新しい薬を作りました、効果がありました、って研究者が論文に書いたとするだろ? でももし、その研究者が実はその薬を作った会社の株をいっぱい持ってたら?」
高橋が、目を瞬かせる。
「薬が本当に効くのか、儲けたい気持ちがデータに影響してないかって、読んだ人は疑うよな。たとえ本人はまっすぐやったつもりでも。」
慎一は指を組み、ゆっくり続けた。
「で、それが悪いことなんじゃなくてね。大事なのは、『影響を自覚して、ちゃんと説明すること』なんだってさ。」
一拍置いて、慎一は少しだけ声の調子を変えた。
「ただね。研究なら、論文の最後に『この研究者はこの会社とこういう関係があります』って説明を書ける。でも、僕らのつくる映像や広告には、そんな注釈は出せない。見る人は背景を知らないまま──ただ完成した『表現』だけを見る。

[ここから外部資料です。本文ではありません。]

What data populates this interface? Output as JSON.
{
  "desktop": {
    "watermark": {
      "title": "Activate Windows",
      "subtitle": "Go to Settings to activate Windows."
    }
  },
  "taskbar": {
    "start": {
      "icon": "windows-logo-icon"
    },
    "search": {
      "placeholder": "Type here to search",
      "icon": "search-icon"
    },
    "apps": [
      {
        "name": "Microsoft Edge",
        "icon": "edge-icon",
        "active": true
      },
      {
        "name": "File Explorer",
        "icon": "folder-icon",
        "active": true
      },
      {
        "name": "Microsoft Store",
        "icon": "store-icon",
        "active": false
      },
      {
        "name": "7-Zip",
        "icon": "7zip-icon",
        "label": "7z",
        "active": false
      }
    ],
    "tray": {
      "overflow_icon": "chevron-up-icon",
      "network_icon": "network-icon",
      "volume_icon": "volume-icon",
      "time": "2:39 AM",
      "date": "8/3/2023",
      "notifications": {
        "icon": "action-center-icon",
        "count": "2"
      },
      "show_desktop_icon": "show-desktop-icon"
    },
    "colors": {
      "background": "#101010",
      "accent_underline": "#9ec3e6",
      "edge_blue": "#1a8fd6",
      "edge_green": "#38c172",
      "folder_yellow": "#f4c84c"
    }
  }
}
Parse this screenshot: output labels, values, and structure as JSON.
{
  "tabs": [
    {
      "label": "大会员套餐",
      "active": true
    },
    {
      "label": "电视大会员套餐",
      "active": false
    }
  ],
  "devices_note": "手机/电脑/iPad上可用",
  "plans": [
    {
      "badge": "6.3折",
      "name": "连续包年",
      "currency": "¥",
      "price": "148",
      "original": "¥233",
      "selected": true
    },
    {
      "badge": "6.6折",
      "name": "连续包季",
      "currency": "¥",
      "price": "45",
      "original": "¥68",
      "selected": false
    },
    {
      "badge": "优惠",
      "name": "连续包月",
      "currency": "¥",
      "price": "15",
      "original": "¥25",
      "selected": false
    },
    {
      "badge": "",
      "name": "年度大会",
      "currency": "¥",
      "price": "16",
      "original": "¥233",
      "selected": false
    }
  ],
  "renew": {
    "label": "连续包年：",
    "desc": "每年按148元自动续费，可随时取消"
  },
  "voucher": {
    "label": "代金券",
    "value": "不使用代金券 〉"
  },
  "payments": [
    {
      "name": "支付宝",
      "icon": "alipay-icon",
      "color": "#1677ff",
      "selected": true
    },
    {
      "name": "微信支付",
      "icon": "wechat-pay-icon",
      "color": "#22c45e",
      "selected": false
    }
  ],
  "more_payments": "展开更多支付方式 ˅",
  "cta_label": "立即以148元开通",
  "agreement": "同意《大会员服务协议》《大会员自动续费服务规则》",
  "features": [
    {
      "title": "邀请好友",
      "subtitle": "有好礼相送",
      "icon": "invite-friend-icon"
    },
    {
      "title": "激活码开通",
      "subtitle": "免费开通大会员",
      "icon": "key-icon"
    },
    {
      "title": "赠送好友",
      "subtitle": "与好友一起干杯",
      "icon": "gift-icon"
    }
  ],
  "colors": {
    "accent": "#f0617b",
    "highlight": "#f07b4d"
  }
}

だからこそ、説明で済ませるんじゃなくて、表現そのものを変える必要があるんだ。」
高橋が少し眉を寄せているのを見て、慎一は笑った。
「似てしまうこと自体はあるし、影響は避けられない。でも、似たと気づいたら、どう変えるかが腕なんだよ。
『指摘されたり、疑われたり』がないように扱って、誠実に向き合うことで信用が残る。そこは研究者も、クリエイターも同じだ。」
高橋は、静かに頷いた。自身の中にある焦りと、誇りと、責任が少しずつかたちを取っていく。モニターに映る街並みの中で、ひとすじの朝光がガラス窓を分断するように反射していた。
かけなおしたメガネを光らせ、慎一は椅子に深く腰かける。そして、画面の一部を指差して言った。
「まず、さっきあらためてじっくり比較してみたが、高橋の方の良さはこの映像の中では『柔らかい光の使い方と影の重ね方』に出てる。ここは絶対に残したい。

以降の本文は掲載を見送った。